Using Economics to Understand and Address Environmental Challenges

February 15, 2011
by Doug Gavel
The power of markets to affect society may be most evident on Wall Street, but that is only one example of their immense capacity and influence. In a new article titled “The Problem of the Commons: Still Unsettled after 100 Years,” Harvard Kennedy School Professor Robert Stavins argues that the application of economic principles to environmental policy has over the past century greatly enhanced human understanding of the most serious challenges facing the planet today. The article appears in the 100th anniversary edition of The American Economic Review.

“Within the realm of natural resources, there are special challenges associated with renewable resources, which are frequently characterized by open-access. An important example is the degradation of open access fisheries,” Stavins writes. “Critical commons problems are also associated with environmental quality. A key contribution of economics has been the development of market-based approaches to environmental protection.”

In the article, Stavins traces the evolution of environmental policy over the past one hundred years, and concludes that modern-day economic theory and related policy instruments may hold the key to overcoming the “ultimate commons problem” of the 21st century – global climate change.

“Problems of the commons have not diminished, and the lag between understanding and action can be long. While some commons problems have been addressed successfully, others continue to emerge. Some—such as the threat of global climate change—are both more important and more difficult than problems of the past,” he writes. “Fortunately, economics is well positioned to offer better understanding and better policies to address these ongoing challenges. As the first decade of the twenty-first century comes to a close, natural resource and environmental economics has emerged as a productive field of our discipline and one that shows even greater promise for the future.”

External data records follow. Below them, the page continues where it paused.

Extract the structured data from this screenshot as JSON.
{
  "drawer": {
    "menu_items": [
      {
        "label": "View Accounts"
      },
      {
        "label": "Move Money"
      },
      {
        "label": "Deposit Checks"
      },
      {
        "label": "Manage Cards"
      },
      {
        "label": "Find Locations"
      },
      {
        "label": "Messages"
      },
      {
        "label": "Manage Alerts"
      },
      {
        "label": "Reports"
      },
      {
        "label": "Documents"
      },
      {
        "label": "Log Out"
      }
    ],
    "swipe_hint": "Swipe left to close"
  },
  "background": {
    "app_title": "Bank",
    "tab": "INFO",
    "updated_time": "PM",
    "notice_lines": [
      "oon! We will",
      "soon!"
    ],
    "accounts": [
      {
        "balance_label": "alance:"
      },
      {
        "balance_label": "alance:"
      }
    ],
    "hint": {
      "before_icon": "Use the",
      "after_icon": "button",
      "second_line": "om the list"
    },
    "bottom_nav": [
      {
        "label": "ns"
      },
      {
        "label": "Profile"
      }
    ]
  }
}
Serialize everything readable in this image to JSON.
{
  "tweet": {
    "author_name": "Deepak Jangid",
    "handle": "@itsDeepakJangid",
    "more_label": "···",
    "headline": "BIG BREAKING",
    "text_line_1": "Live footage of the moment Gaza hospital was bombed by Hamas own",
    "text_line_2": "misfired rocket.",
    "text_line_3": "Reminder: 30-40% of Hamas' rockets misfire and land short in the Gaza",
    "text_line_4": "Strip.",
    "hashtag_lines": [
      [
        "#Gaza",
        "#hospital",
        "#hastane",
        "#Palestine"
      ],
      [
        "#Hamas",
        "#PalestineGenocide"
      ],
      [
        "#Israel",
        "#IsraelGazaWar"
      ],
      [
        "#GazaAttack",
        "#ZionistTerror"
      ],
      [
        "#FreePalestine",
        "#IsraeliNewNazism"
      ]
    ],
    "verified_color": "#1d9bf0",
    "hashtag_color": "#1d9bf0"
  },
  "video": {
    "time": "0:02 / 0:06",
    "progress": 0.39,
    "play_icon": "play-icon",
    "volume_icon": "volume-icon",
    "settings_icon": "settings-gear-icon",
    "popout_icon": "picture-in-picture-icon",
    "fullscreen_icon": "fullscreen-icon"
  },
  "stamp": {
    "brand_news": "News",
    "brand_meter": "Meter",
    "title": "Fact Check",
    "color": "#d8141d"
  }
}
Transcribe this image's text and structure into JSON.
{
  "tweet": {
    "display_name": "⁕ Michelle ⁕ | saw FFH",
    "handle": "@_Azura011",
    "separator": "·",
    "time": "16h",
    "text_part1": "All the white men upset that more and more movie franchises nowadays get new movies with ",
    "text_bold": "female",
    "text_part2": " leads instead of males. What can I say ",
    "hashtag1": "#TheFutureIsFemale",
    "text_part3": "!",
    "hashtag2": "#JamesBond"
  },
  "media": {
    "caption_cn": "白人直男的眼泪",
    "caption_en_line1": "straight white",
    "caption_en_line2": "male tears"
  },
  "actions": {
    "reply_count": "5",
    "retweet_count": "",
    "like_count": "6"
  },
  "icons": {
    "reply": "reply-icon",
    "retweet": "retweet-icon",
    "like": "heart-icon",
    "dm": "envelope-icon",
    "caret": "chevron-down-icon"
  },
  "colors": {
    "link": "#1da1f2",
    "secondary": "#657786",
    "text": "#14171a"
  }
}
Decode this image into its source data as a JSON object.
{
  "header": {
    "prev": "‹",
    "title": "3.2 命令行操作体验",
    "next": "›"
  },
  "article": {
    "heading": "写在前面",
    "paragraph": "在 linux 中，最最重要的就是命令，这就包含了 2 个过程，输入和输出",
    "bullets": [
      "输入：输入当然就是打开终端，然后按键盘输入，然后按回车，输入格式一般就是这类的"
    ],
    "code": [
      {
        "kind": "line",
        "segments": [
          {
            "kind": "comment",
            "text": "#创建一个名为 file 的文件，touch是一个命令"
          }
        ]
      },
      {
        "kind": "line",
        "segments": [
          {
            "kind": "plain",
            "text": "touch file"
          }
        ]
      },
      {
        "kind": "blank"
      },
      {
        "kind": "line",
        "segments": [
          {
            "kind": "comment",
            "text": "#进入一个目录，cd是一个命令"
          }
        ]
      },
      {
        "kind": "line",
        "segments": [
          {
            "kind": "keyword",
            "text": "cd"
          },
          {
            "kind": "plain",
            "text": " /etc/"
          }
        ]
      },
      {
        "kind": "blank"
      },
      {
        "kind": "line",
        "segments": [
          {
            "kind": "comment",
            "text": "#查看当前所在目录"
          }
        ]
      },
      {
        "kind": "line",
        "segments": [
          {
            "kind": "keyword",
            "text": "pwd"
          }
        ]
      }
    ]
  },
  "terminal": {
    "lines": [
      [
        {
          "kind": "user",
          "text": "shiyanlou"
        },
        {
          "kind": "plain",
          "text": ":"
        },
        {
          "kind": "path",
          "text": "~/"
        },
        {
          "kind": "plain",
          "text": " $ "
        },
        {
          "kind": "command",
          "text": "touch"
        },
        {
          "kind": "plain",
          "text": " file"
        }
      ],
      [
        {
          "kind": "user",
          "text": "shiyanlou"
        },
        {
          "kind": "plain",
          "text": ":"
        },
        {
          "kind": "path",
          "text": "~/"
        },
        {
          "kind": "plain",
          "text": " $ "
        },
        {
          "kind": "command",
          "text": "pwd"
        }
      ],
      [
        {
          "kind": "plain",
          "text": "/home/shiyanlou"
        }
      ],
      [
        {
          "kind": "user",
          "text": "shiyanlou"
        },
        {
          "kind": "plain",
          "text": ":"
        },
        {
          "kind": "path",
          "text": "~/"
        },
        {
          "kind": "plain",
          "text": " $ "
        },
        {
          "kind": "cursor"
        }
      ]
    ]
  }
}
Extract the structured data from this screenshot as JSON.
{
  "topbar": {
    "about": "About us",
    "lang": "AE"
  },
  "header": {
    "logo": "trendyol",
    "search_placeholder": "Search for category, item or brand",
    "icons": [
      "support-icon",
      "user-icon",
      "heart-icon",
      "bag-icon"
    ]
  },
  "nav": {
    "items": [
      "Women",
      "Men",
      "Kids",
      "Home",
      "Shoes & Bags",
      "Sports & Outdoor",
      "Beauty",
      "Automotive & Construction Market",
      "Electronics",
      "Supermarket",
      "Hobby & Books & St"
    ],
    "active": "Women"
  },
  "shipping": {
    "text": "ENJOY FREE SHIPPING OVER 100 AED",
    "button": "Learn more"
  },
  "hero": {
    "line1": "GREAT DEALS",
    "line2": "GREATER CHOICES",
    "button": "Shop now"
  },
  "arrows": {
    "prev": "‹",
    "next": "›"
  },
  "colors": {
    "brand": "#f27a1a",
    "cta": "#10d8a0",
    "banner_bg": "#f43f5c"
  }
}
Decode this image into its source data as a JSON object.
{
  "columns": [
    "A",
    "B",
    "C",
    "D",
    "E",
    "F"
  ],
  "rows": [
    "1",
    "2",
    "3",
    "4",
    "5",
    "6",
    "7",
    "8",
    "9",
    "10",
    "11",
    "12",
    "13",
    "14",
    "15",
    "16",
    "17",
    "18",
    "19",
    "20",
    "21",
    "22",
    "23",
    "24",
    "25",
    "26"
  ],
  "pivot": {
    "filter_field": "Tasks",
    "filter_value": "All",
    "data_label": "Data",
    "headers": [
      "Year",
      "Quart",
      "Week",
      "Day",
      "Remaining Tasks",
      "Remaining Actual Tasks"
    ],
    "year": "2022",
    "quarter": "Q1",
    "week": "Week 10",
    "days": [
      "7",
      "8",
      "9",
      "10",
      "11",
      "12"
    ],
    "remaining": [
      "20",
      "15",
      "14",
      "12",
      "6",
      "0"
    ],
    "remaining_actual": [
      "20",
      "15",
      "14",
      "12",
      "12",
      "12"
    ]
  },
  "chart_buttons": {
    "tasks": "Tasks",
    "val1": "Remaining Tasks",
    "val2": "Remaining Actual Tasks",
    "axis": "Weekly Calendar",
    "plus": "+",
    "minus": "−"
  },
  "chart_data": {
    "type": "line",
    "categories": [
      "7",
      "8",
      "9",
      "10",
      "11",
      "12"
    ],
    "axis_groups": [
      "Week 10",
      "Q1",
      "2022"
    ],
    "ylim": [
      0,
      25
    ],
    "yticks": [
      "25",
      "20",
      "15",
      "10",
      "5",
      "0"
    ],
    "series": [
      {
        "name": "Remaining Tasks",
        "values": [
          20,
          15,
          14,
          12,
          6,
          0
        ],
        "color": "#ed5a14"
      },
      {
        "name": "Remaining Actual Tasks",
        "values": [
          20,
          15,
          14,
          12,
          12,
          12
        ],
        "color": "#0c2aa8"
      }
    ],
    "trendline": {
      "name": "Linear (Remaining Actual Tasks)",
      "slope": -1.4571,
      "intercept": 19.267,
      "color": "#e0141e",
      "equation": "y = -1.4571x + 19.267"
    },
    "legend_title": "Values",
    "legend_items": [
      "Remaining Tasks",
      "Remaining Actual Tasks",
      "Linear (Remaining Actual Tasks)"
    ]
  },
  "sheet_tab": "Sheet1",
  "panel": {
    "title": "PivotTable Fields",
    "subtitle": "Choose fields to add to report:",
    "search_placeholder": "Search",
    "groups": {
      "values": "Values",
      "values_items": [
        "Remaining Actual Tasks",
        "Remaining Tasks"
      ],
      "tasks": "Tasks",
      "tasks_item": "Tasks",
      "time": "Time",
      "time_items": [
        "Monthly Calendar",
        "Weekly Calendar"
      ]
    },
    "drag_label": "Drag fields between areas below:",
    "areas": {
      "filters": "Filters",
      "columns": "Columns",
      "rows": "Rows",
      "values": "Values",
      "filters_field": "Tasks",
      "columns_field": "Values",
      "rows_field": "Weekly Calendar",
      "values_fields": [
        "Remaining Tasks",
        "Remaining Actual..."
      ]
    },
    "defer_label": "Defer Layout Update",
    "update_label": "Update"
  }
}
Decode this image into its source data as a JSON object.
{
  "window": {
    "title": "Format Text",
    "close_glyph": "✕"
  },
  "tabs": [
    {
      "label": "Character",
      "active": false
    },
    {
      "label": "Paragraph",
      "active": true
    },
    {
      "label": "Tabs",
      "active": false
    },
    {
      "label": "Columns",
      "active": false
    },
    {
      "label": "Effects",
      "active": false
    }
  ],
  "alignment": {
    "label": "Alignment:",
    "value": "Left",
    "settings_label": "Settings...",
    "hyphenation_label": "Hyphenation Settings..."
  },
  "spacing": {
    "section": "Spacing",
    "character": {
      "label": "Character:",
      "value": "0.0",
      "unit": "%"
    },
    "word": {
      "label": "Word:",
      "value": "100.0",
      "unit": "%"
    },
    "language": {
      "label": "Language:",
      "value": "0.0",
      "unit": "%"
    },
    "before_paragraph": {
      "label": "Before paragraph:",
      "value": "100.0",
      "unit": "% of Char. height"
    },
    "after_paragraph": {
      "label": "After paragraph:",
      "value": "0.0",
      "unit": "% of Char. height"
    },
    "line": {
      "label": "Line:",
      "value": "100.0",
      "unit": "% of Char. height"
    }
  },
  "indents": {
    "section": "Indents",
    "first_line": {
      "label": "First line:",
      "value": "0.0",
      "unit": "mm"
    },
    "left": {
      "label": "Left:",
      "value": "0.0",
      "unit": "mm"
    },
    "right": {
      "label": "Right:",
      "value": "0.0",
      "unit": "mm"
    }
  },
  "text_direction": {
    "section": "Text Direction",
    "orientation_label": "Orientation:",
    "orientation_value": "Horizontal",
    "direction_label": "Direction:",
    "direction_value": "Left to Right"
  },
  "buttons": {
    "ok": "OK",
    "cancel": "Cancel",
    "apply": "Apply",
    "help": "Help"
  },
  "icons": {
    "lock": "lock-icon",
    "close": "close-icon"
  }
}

Robert N. Stavins is Albert Pratt professor of business and government at Harvard Kennedy School, and serves as director of the Harvard Environmental Economics Program. He is a Research Associate at the National Bureau of Economic Research, a University Fellow of Resources for the Future, former Chair of the U.S. Environmental Protection Agency’s Environmental Economics Advisory Board, and a member of the editorial councils of scholarly periodicals. His research has examined diverse areas of environmental economics and policy and has appeared in a variety of economics, law, and policy journals, as well as several books.